This exercise is intended to help you understand encoding and decoding.
It is not a homework assignment and will not be graded.
Here is part of the listing of a short program.
We want to fill in the blanks on the assembly listing below, using implicit addresses where possible:
LOCATION COUNTER MACHINE SOURCE
VALUE (HEX) LANGUAGE (HEX) LANGUAGE
000000 PRAC CSECT
000000 USING PRAC,15
000000 _______________ L 2,F33
________ _______________ LA 3,3
________ _______________ MR 2,2
________ 5020 F034 _______________
________ _______________ AR 3,3
________ 5D20 F02C _______________
________ 47A0 E000 _______________
________ _______________ BR 14
________ _______________ F129 DC F'129'
000020 _______________ F33 DC F'33'
________ _______________ AB DC 2CL3'AB'
________ _______________ BC DC F'-15'
________ _______________ CD DC 3C'$'
________ _______________ TOTAL DS F'33'
END PRAC
Where do we start with this task?
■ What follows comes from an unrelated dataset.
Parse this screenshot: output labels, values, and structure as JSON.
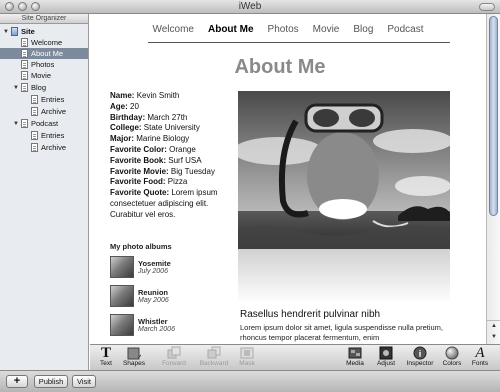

The assembler begins its work by computing locations. For each line of code, we have either the object code (such as "5020 F034") or the ordinary human-readable instructions (such as "AR 3,3"). In either case, we can decide on the length of the instruction in bytes.
For instance, with "5020 F034", we can look up the operation code 50 in the Reference Summary and learn that this is a ST instruction and is of type RX. An RX instruction is 4 bytes long.
Once we know how long each instruction is, we can add it to the location counter for the previous instruction and fill in the values, one at a time.
What about the DS and DC statements? Each of these also has a length depending on the type of data, the multiplier and the length declared. Thus "2CL3" takes up 2 * 3 = 6 bytes (as each character is stored as 1 byyte) and "F" (a fullword) takes up 4 bytes.
One detail to notice here is that a fullword must be on a fullword boundary, that is, an address which is a multiple of 4. Sometimes this makes it necessary to skip over 1, 2 or 3 bytes to reach the next fullword boundary. What happens to those bytes? They are simply wasted space, not used. (These are sometimes called "slack bytes".)
Once we have all the location counter values, we can do the encoding and decoding. In particular, we cannot encode or decode anything involving an implicit address until we know the location counter values that correspond to the labels.
For instance, if we needed to encode "ST 7,BC", we would need to know the address of BC as a D(X,B) expression, and the value D = the location counter value for the variable BC.